Make your replies one-to-one. That means you should take the responsibility for your email replies and speak directly to the reader. From every email, you should be able to deduce some useful tips in deciding the best way to frame your reply. For example, you should know:

  • What will make the reader of your email respond favourably
  • What is of interest to him or her
  • What is his or her perspective on the issue at hand

Keep it Short, Simple and Sweet (KISSS). Be careful of the length of your email replies; they determine if they will be read or not. This is an old principle of writing that still holds true in writing email replies.

How to Forward Email

Forwarding emails is a great way of sharing ideas. Good ideas will hopefully be shared a lot.

If you are at the end of such a sharing chain, you’ll quickly see why cleaning up emails before forwarding them is essential: messages that have been forwarded multiple times often contain > and other quotation characters in all the wrong places, lines are broken in even worse places, and email addresses of people you don’t want to know are everywhere.

Cleaning up such a mess can be cumbersome, but keeping an email clean that you forward initially is easy.

  • First, make sure you’re sharing the email, not the addresses in it by removing all addresses from the forwarded message. Of course, there are exceptions. In particular, when the list of who participated in a discussion is an important part of the information you are forwarding, it makes no sense to remove the addresses.

  • Then, clean up the message itself if it contains unnecessary > characters or messed up line breaks. Email cleanup utilities can do this nasty work for you.

  • Place any comments you have after or (preferably) before the forwarded message, but try to avoid mixing forwarded text and comments.

To forward emails and links in a way that shares relevant information and fosters ties, spell out, at the email’s top, why you think the recipient will find interesting what you share.

Checkpoint

  • Always check before clicking send: One of the worst feelings is clicking send and realizing you missed something, didn’t attach a document, or misspelled something. Rule of thumb is not to include the email address in the send line until you’ve proofed.
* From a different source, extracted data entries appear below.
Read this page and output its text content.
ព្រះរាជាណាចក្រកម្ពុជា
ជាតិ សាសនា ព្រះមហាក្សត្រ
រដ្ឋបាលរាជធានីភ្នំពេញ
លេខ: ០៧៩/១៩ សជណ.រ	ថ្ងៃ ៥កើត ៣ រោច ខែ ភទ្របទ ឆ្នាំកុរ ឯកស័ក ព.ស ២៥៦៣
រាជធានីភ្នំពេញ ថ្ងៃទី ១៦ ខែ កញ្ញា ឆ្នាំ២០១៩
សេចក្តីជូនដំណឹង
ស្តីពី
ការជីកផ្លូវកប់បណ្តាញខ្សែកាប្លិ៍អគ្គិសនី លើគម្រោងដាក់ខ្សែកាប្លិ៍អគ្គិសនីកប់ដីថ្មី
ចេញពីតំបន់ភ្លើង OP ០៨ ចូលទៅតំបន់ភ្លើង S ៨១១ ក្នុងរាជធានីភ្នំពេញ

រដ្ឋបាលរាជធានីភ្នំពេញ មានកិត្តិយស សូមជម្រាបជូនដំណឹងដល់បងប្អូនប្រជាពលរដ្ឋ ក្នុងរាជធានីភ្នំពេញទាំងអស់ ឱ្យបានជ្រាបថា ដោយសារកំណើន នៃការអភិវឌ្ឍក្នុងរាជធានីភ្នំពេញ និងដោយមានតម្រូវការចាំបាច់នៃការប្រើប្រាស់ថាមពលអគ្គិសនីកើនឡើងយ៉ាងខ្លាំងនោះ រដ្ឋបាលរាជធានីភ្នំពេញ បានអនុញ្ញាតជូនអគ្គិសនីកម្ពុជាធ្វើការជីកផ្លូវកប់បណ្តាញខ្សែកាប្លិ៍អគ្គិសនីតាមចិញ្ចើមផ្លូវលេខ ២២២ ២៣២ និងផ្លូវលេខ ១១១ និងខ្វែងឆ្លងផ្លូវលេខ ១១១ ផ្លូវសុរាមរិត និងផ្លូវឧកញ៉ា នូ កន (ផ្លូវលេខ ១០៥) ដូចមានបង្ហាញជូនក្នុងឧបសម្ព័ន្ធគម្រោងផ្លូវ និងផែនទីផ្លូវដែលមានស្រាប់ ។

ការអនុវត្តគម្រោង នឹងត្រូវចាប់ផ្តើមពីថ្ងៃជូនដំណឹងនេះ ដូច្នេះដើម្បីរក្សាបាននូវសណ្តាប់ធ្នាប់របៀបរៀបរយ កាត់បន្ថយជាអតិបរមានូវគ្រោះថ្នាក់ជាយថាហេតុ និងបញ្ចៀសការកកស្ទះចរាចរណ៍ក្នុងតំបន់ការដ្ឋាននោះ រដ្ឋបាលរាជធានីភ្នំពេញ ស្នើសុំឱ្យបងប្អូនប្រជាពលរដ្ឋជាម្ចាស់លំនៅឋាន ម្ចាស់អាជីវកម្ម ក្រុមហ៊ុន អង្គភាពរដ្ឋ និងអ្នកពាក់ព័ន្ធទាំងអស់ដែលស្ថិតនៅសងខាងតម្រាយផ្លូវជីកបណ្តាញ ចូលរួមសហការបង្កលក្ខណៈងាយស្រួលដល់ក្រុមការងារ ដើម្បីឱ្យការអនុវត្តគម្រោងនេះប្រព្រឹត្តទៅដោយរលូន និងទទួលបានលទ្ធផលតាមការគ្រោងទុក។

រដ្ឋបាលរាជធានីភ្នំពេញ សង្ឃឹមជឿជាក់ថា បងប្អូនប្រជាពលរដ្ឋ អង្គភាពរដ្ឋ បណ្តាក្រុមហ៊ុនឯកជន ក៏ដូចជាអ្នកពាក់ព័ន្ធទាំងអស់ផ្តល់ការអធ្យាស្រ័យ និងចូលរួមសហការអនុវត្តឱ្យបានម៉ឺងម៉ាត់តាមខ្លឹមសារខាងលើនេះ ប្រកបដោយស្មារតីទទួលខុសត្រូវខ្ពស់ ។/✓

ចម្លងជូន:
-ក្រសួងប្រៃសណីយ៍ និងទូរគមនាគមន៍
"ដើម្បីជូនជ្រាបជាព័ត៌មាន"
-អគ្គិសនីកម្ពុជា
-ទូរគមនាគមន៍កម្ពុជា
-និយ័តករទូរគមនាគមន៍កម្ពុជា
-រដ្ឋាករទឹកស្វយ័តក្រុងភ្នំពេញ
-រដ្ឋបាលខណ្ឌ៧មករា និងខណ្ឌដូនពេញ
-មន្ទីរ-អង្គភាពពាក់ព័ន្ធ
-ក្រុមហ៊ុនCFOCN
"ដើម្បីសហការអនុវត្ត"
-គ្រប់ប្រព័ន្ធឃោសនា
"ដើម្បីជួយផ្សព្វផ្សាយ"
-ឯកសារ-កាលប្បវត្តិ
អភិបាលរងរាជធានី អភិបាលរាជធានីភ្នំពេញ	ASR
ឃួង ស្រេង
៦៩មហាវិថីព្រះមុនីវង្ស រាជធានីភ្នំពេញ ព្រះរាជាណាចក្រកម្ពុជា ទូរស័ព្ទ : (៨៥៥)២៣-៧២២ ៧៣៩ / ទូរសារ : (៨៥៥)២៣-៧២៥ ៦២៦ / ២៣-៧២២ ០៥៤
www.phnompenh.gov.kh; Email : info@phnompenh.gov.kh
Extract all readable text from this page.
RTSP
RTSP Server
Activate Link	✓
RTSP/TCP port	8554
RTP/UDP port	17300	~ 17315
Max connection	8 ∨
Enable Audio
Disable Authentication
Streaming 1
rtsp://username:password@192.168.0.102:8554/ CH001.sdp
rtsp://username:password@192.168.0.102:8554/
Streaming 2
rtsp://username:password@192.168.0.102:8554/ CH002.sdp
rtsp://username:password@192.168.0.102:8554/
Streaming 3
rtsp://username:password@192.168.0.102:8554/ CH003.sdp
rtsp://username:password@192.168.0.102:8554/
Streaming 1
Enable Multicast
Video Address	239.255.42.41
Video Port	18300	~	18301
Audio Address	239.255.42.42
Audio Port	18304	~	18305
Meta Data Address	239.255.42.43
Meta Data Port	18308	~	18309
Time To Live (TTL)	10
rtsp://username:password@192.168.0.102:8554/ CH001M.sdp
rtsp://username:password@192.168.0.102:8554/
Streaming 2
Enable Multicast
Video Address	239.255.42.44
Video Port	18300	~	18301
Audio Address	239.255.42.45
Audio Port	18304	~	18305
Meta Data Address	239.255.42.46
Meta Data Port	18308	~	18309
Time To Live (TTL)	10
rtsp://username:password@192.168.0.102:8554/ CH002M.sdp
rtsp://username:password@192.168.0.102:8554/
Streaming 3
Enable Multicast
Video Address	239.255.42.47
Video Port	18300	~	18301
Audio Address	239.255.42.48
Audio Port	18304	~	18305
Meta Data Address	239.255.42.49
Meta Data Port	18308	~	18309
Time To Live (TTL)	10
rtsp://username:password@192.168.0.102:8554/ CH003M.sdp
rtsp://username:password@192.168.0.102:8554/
  • Keep your Inbox clean and Check your Email on YOUR time: Meaning don’t get caught checking your email every few minutes. One of the biggest momentum killers is getting in the habit of checking your email frequently, pausing what you may be doing, thus making you reset your focus. Reply to any email in less than 48 hours and ideally, in less than 24 hours (weekends do not count). This kind of email expediency will be greatly appreciated by colleagues, clients and collaborators.

  • Use an auto-responder: When you are away from the office for more than 2 days, with the exception of weekends, set an auto-responder to automatically reply to all emails, letting people know you are away and you have limited or no access to email (if this is the case). Also, leave them your phone number or the email of another colleague for emergencies.